Nashville Great Books Discussion Group

A reader's group devoted to the discussion of meaningful books.

Tuesday, July 27, 2010


At some point in their lives most people get fed up with “the rat race” and daydream about getting away from it all, somewhere far away; maybe a simple island, where they can live happily ever after. This happens (sort of) in Shakespeare’s play The Tempest. Miranda is fifteen years old. She was taken to an island by her father when she was three years old and has been brought up far away from the corrupting influence of cities and cell phones. So Miranda is no ordinary teenager; which is good because Prospero is no ordinary father. He’s a magician or a wizard of sorts and is also the undisputed king of the island. But Prospero’s not an ordinary king. He once ruled Milan. Now his only subjects are island “spirits” such as the fairy-like being called Ariel and a half-man, half-monster/creature named Caliban. So how do they all get along? Not as well as you might imagine in your daydreams. Ariel is kept in servitude only because Prospero threatens to pin him/her (do spirits have genders?) inside an oak tree for twelve long winters. Ariel would gladly run away at the first opportunity. And Caliban once tried to rape Miranda, so Prospero has had to keep on the lookout ever since. Caliban still has plans to people the island with little Calibans by using Miranda’s body, if he ever gets a chance.

When the play opens there’s a terrible storm. A ship has been sunk and the crew washed ashore, along with lots of booze. Even out here in the middle of nowhere, there’s always something going on; life’s just one darn thing after another. Obviously this little faraway island isn’t much better than the rat race back home. Still, it’s a wondrous island, full of music and magic and love. When Miranda first sees the stranded sailors from Naples she exclaims How many goodly creatures are there here! How beauteous mankind is! O brave new world, That has such people in't! Of course not all these “goodly creatures” are “beauteous” at all. There are also drunkards, thieves, assassins, rapists, cowards and fools included in the bunch. Miranda is totally innocent of knowing about these kinds of men. What kind of Queen would she make back in Milan or Naples? What kind of education could she have received on a deserted island to prepare her for life in the big city, much less all the intrigues involved in courtly life?

And what good did education do Caliban?
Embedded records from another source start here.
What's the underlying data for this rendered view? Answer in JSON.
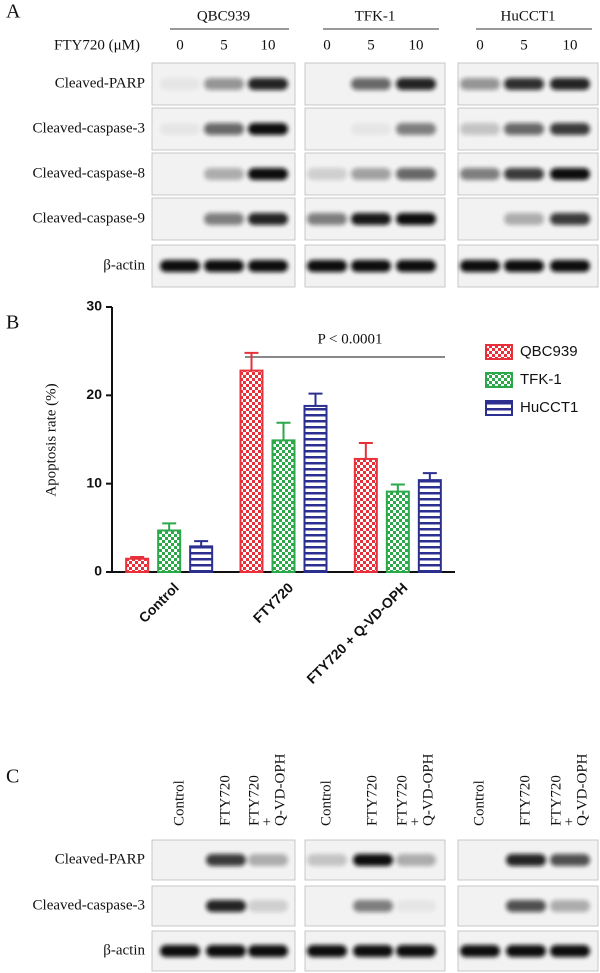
{
  "panel_a": {
    "label": "A",
    "cell_lines": [
      "QBC939",
      "TFK-1",
      "HuCCT1"
    ],
    "dose_label": "FTY720 (μM)",
    "doses": [
      "0",
      "5",
      "10"
    ],
    "rows": [
      "Cleaved-PARP",
      "Cleaved-caspase-3",
      "Cleaved-caspase-8",
      "Cleaved-caspase-9",
      "β-actin"
    ]
  },
  "chart_data": {
    "type": "bar",
    "panel_label": "B",
    "y_label": "Apoptosis rate (%)",
    "annotation": "P < 0.0001",
    "categories": [
      "Control",
      "FTY720",
      "FTY720 + Q-VD-OPH"
    ],
    "series": [
      {
        "name": "QBC939",
        "color": "#e8303a",
        "pattern": "checker",
        "values": [
          1.5,
          22.8,
          12.8
        ],
        "errors": [
          0.2,
          2.0,
          1.8
        ]
      },
      {
        "name": "TFK-1",
        "color": "#2aa84a",
        "pattern": "checker",
        "values": [
          4.7,
          14.9,
          9.1
        ],
        "errors": [
          0.8,
          2.0,
          0.8
        ]
      },
      {
        "name": "HuCCT1",
        "color": "#2b2f8f",
        "pattern": "stripes",
        "values": [
          2.9,
          18.8,
          10.4
        ],
        "errors": [
          0.6,
          1.4,
          0.8
        ]
      }
    ],
    "ylim": [
      0,
      30
    ],
    "yticks": [
      0,
      10,
      20,
      30
    ],
    "legend": "upper right"
  },
  "panel_c": {
    "label": "C",
    "lanes": [
      [
        "Control"
      ],
      [
        "FTY720"
      ],
      [
        "FTY720",
        "+",
        "Q-VD-OPH"
      ]
    ],
    "rows": [
      "Cleaved-PARP",
      "Cleaved-caspase-3",
      "β-actin"
    ]
  }
}
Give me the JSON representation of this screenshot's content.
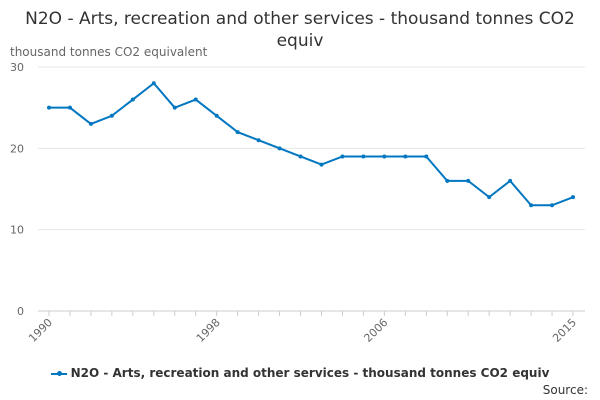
{
  "chart_data": {
    "type": "line",
    "title": "N2O - Arts, recreation and other services - thousand tonnes CO2 equiv",
    "ylabel": "thousand tonnes CO2 equivalent",
    "xlabel": "",
    "x": [
      1990,
      1991,
      1992,
      1993,
      1994,
      1995,
      1996,
      1997,
      1998,
      1999,
      2000,
      2001,
      2002,
      2003,
      2004,
      2005,
      2006,
      2007,
      2008,
      2009,
      2010,
      2011,
      2012,
      2013,
      2014,
      2015
    ],
    "series": [
      {
        "name": "N2O - Arts, recreation and other services - thousand tonnes CO2 equiv",
        "values": [
          25,
          25,
          23,
          24,
          26,
          28,
          25,
          26,
          24,
          22,
          21,
          20,
          19,
          18,
          19,
          19,
          19,
          19,
          19,
          16,
          16,
          14,
          16,
          13,
          13,
          14
        ]
      }
    ],
    "ylim": [
      0,
      30
    ],
    "yticks": [
      0,
      10,
      20,
      30
    ],
    "xticks": [
      1990,
      1998,
      2006,
      2015
    ],
    "grid": true,
    "legend": "bottom",
    "color": "#0077c0"
  },
  "source_label": "Source:"
}
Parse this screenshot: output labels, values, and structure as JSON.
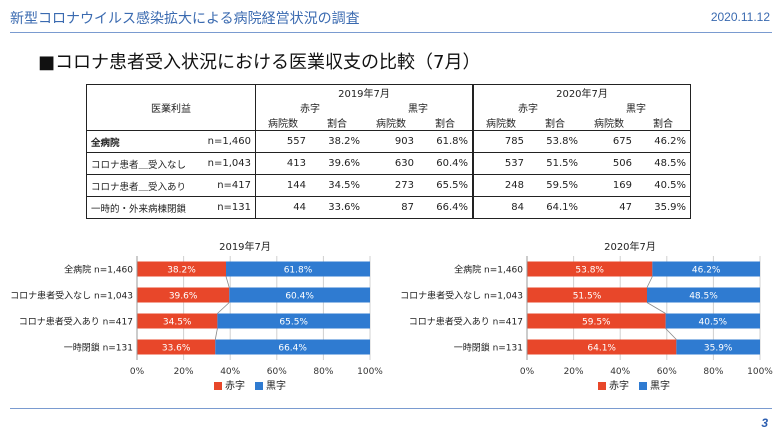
{
  "header": {
    "title": "新型コロナウイルス感染拡大による病院経営状況の調査",
    "date": "2020.11.12"
  },
  "slide_title": "■コロナ患者受入状況における医業収支の比較（7月）",
  "table": {
    "corner_label": "医業利益",
    "periods": [
      "2019年7月",
      "2020年7月"
    ],
    "groups": [
      "赤字",
      "黒字"
    ],
    "col_labels": [
      "病院数",
      "割合"
    ],
    "rows": [
      {
        "label": "全病院",
        "n": "n=1,460",
        "cells": [
          "557",
          "38.2%",
          "903",
          "61.8%",
          "785",
          "53.8%",
          "675",
          "46.2%"
        ]
      },
      {
        "label": "コロナ患者＿受入なし",
        "n": "n=1,043",
        "cells": [
          "413",
          "39.6%",
          "630",
          "60.4%",
          "537",
          "51.5%",
          "506",
          "48.5%"
        ]
      },
      {
        "label": "コロナ患者＿受入あり",
        "n": "n=417",
        "cells": [
          "144",
          "34.5%",
          "273",
          "65.5%",
          "248",
          "59.5%",
          "169",
          "40.5%"
        ]
      },
      {
        "label": "一時的・外来病棟閉鎖",
        "n": "n=131",
        "cells": [
          "44",
          "33.6%",
          "87",
          "66.4%",
          "84",
          "64.1%",
          "47",
          "35.9%"
        ]
      }
    ]
  },
  "legend": {
    "deficit": "赤字",
    "surplus": "黒字"
  },
  "colors": {
    "deficit": "#e8472a",
    "surplus": "#2f7bd1"
  },
  "chart_data": [
    {
      "type": "bar",
      "stacked": "horizontal-100%",
      "title": "2019年7月",
      "categories": [
        "全病院 n=1,460",
        "コロナ患者受入なし n=1,043",
        "コロナ患者受入あり n=417",
        "一時閉鎖 n=131"
      ],
      "series": [
        {
          "name": "赤字",
          "values": [
            38.2,
            39.6,
            34.5,
            33.6
          ]
        },
        {
          "name": "黒字",
          "values": [
            61.8,
            60.4,
            65.5,
            66.4
          ]
        }
      ],
      "xticks": [
        "0%",
        "20%",
        "40%",
        "60%",
        "80%",
        "100%"
      ],
      "xlim": [
        0,
        100
      ],
      "legend_position": "bottom"
    },
    {
      "type": "bar",
      "stacked": "horizontal-100%",
      "title": "2020年7月",
      "categories": [
        "全病院 n=1,460",
        "コロナ患者受入なし n=1,043",
        "コロナ患者受入あり n=417",
        "一時閉鎖 n=131"
      ],
      "series": [
        {
          "name": "赤字",
          "values": [
            53.8,
            51.5,
            59.5,
            64.1
          ]
        },
        {
          "name": "黒字",
          "values": [
            46.2,
            48.5,
            40.5,
            35.9
          ]
        }
      ],
      "xticks": [
        "0%",
        "20%",
        "40%",
        "60%",
        "80%",
        "100%"
      ],
      "xlim": [
        0,
        100
      ],
      "legend_position": "bottom"
    }
  ],
  "page_number": "3"
}
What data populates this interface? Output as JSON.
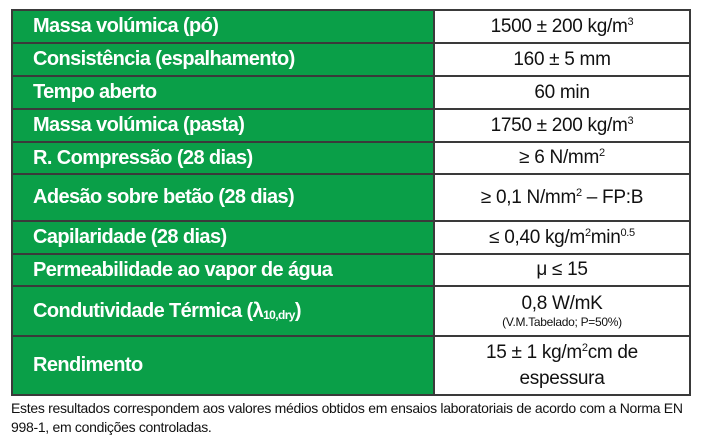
{
  "colors": {
    "label_background": "#0a9f48",
    "label_text": "#ffffff",
    "border": "#3a3a3a"
  },
  "rows": [
    {
      "label": "Massa volúmica (pó)",
      "value": "1500 ± 200 kg/m",
      "value_sup": "3"
    },
    {
      "label": "Consistência (espalhamento)",
      "value": "160 ± 5 mm"
    },
    {
      "label": "Tempo aberto",
      "value": "60 min"
    },
    {
      "label": "Massa volúmica (pasta)",
      "value": "1750 ± 200 kg/m",
      "value_sup": "3"
    },
    {
      "label": "R. Compressão (28 dias)",
      "value": "≥ 6 N/mm",
      "value_sup": "2"
    },
    {
      "label": "Adesão sobre betão (28 dias)",
      "value": "≥ 0,1 N/mm",
      "value_sup": "2",
      "value_after": " – FP:B"
    },
    {
      "label": "Capilaridade (28 dias)",
      "value": "≤ 0,40 kg/m",
      "value_sup": "2",
      "value_after": "min",
      "value_sup2": "0.5"
    },
    {
      "label": "Permeabilidade ao vapor de água",
      "value": "μ ≤ 15"
    },
    {
      "label": "Condutividade Térmica (λ",
      "label_sub": "10,dry",
      "label_after": ")",
      "value": "0,8 W/mK",
      "value_note": "(V.M.Tabelado; P=50%)"
    },
    {
      "label": "Rendimento",
      "value": "15 ± 1 kg/m",
      "value_sup": "2",
      "value_after": "cm de espessura"
    }
  ],
  "footnote": "Estes resultados correspondem aos valores médios obtidos em ensaios laboratoriais de acordo com a Norma EN 998-1, em condições controladas."
}
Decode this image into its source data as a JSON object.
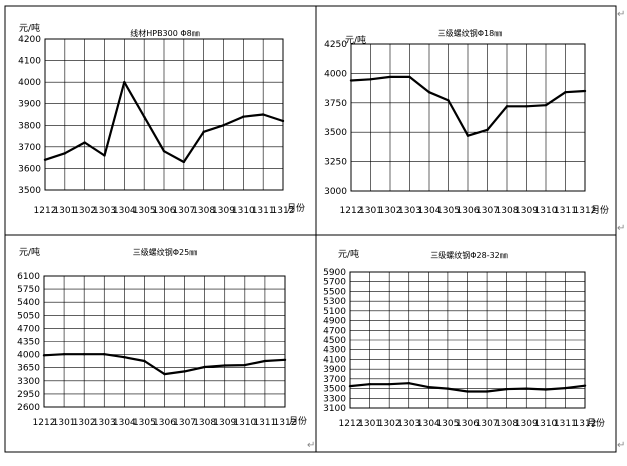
{
  "chart_data": [
    {
      "type": "line",
      "title": "线材HPB300 Φ8㎜",
      "ylabel": "元/吨",
      "xlabel_suffix": "月份",
      "categories": [
        "1212",
        "1301",
        "1302",
        "1303",
        "1304",
        "1305",
        "1306",
        "1307",
        "1308",
        "1309",
        "1310",
        "1311",
        "1312"
      ],
      "values": [
        3640,
        3670,
        3720,
        3660,
        4000,
        3840,
        3680,
        3630,
        3770,
        3800,
        3840,
        3850,
        3820
      ],
      "ylim": [
        3500,
        4200
      ],
      "yticks": [
        "3500",
        "3600",
        "3700",
        "3800",
        "3900",
        "4000",
        "4100",
        "4200"
      ],
      "grid": true,
      "line_color": "#000000"
    },
    {
      "type": "line",
      "title": "三级螺纹钢Φ18㎜",
      "ylabel": "元/吨",
      "xlabel_suffix": "月份",
      "categories": [
        "1212",
        "1301",
        "1302",
        "1303",
        "1304",
        "1305",
        "1306",
        "1307",
        "1308",
        "1309",
        "1310",
        "1311",
        "1312"
      ],
      "values": [
        3940,
        3950,
        3970,
        3970,
        3840,
        3770,
        3470,
        3520,
        3720,
        3720,
        3730,
        3840,
        3850
      ],
      "ylim": [
        3000,
        4250
      ],
      "yticks": [
        "3000",
        "3250",
        "3500",
        "3750",
        "4000",
        "4250"
      ],
      "grid": true,
      "line_color": "#000000"
    },
    {
      "type": "line",
      "title": "三级螺纹钢Φ25㎜",
      "ylabel": "元/吨",
      "xlabel_suffix": "月份",
      "categories": [
        "1212",
        "1301",
        "1302",
        "1303",
        "1304",
        "1305",
        "1306",
        "1307",
        "1308",
        "1309",
        "1310",
        "1311",
        "1312"
      ],
      "values": [
        3980,
        4010,
        4010,
        4010,
        3930,
        3830,
        3480,
        3550,
        3670,
        3710,
        3720,
        3830,
        3860
      ],
      "ylim": [
        2600,
        6100
      ],
      "yticks": [
        "2600",
        "2950",
        "3300",
        "3650",
        "4000",
        "4350",
        "4700",
        "5050",
        "5400",
        "5750",
        "6100"
      ],
      "grid": true,
      "line_color": "#000000"
    },
    {
      "type": "line",
      "title": "三级螺纹钢Φ28-32㎜",
      "ylabel": "元/吨",
      "xlabel_suffix": "月份",
      "categories": [
        "1212",
        "1301",
        "1302",
        "1303",
        "1304",
        "1305",
        "1306",
        "1307",
        "1308",
        "1309",
        "1310",
        "1311",
        "1312"
      ],
      "values": [
        3550,
        3590,
        3590,
        3610,
        3530,
        3500,
        3440,
        3440,
        3490,
        3500,
        3480,
        3510,
        3560
      ],
      "ylim": [
        3100,
        5900
      ],
      "yticks": [
        "3100",
        "3300",
        "3500",
        "3700",
        "3900",
        "4100",
        "4300",
        "4500",
        "4700",
        "4900",
        "5100",
        "5300",
        "5500",
        "5700",
        "5900"
      ],
      "grid": true,
      "line_color": "#000000"
    }
  ],
  "paragraph_mark": "↵"
}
He says You taught me language; and my profit on't Is, I know how to curse: the red plague rid you, For learning me your language. Caliban doesn’t want to be educated. He only wants to be in charge of the island and left to do what he wants to do; including having sex with Miranda. But to be fair, how much different is Caliban from the “civilized” sailors from Naples? Caliban (half-man, half-beast) is really only doing what his nature requires. He’s up front about his desires and doesn’t try to hide them. The sailors are crafty and devious. Which is worse? And there’s a softer side to Caliban we rarely see. He tells the shipwrecked sailors from Naples to Be not afeard; the isle is full of noises, Sounds and sweet airs, that give delight and hurt not. Sometimes a thousand twangling instruments Will hum about mine ears, and sometime voices That, if I then had waked after long sleep, Will make me sleep again: and then, in dreaming, The clouds methought would open and show riches Ready to drop upon me that, when I waked, I cried to dream again. Caliban isn’t sophisticated but he knows what pleasure is, and he knows what pain is. He’s almost child-like in his attempt to fall back asleep and pick up where he left off in a good dream. Caliban retires into his dreams because his reality is so dismal. His mother was a witch, literally. We can only guess what kind of childhood Caliban had. In short, he’s lonely. He probably daydreams about getting away from it all; maybe someplace where there are lots of Miranda’s to choose from. Someplace far away, maybe a big city like Naples or Milan. Faraway islands have their problems too.